Ich kann nicht leben hier in diesem Trauern,
Wo Finsterniß und Grauen auf mich lauern,
Wo keiner freundlich zu mir spricht,
Kein Angesicht, kein Himmelslicht,
Von Thränen ist mein Auge immer naß,
Ach schlimmer als die Liebe ist der Haß!«

Da nimmt er sie, die Langersehnte,
An seine Brust mit Wonneschauern,
Küßt ihr das Antlitz, das bethränte,
Und trägt sie froh zum Licht aus dumpfen Kerkermauern.

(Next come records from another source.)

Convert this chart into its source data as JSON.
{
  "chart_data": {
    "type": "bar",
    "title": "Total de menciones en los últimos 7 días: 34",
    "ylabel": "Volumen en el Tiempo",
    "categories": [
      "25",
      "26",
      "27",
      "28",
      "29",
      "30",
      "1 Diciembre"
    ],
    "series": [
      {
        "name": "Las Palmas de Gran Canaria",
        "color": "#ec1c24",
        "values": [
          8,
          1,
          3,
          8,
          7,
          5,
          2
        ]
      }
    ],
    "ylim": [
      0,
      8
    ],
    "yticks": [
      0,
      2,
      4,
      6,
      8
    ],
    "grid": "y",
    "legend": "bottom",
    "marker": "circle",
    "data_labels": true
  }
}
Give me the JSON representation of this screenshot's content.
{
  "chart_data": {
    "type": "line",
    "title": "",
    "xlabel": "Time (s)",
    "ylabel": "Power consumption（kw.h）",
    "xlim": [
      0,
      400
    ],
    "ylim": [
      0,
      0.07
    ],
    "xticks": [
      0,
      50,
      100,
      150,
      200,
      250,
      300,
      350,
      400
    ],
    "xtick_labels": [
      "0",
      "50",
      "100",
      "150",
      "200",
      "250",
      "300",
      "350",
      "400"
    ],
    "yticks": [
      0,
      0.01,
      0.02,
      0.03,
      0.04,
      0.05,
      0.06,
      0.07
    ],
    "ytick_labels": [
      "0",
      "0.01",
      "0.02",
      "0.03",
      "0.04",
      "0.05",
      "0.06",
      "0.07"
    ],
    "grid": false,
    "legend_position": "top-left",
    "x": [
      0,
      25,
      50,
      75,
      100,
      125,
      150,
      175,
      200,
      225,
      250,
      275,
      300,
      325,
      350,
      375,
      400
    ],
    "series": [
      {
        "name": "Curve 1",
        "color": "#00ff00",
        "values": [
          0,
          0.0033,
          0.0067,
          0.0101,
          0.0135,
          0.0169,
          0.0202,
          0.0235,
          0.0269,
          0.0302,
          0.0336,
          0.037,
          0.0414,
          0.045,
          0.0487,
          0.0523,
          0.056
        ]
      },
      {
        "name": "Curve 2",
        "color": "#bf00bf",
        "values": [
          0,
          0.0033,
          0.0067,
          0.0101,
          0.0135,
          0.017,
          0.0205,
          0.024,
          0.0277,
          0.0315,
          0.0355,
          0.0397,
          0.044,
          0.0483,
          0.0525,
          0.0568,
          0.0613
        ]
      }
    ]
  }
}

So fanden ihn die Jagdgefährten,
Die jetzt zu ihm zurückgekehrten;
Sie waren Seinethalb in Aengsten
Von allen aber war am Bängsten,
Der Bruder, und er sah die Beiden
Und dachte nicht daran, sie noch zu scheiden.
Die Freunde standen, Wunder in den Mienen,
Ein Räthsel scheint die Jungfrau ihnen,
Doch wie die Reden schwanken, irren,
Sich lösen oder sich verwirren,
In Einem sind sie einer Meinung,
Dies sei die lieblichste Erscheinung,
Die je in irdischen Gewanden
Vor ihrem Blick gestanden.

Doch von dem wartenden Gesinde
Wird lachend, unbarmherzig, rauh,
Wie man die Füchse fängt im Bau,
Ein krankes Weib mit ihrem Kinde,
Ein junger Bursch hervorgezogen –
Er mißt sie trotzig und verwogen
Und spricht: »Ihr habt euch nicht betrogen!
Ich bin's! ich habe sie gefangen,
Gelüstet euch nach solchen Schlangen,
So mögt ihr sie erlangen. –«
Und drohend rief das Weib hinein:
»Laßt ihn die Hexe immer frei'n,
Denn nicht gar lange wird es sein,
Bis sie dem Thor das Herz zerbricht.
Sie trägt in ihrer Augen Licht
Ein schleichend Gift, das tödtlich sticht.
Fluch über sie und alle die ihr nahn!
Fluch allen Häusern, die sie froh empfahn.«

Da schloß der Jüngling um Simplizitas
Den starken Arm, vor Zorn und Liebe blaß;
Sie aber barg wie Kinder, die sich grauen,
Zufrieden, wenn sie nur das Schreckliche nicht schauen,
An seiner Brust ganz dicht
Ihr holdes Angesicht.
Froh rief Sever: »Du bist mein eigen!
Der ganzen Welt will ich beseeligt zeigen,
Daß du der Heiligsten, der Reinsten Eine
Und keine Liebe glücklicher als meine.«

Da tritt die Frau ganz dicht den Bruder an
Und spricht: »Jetzt rette ihn, bist du ein Mann!
Gewiß es ist um ihn gethan,
Läßt du die Hexe erst sich nahn. –«
Der aber wies sie fort mit Widerwillen
Und sprach: »Ich sah dein Herz sich mir enthüllen,
Und Haß und Rache sah ich es erfüllen,
Aus solchen läßt kein Glück sich bauen,
Da will ich lieber seiner Liebe trauen.«

»Laßt gehn die Frau und auch das Kind,
Sie schaden keinem, elend wie sie sind,
Befahl Sever – doch diesem Burschen will ich lehren,
Die Freiheit ehren.
In Haft soll er von Jahr zu Jahren
Das Elend der Gefangenschaft erfahren.«

Sie fesseln ihn – er ringt mit wilder Wuth
Um seine Freiheit, um sein letztes Gut –
Und jammernd wirft die Mutter sich dazwischen,
Umsonst! – sie sieht den Sohn, den Frischen,
Der ihre Stütze war, hinweggerissen.
Ihr elend Brod wird sie erbetteln müssen –
Zusammen sinkt sie und des Fluches Wort
Stirbt von den bleichen Lippen fort.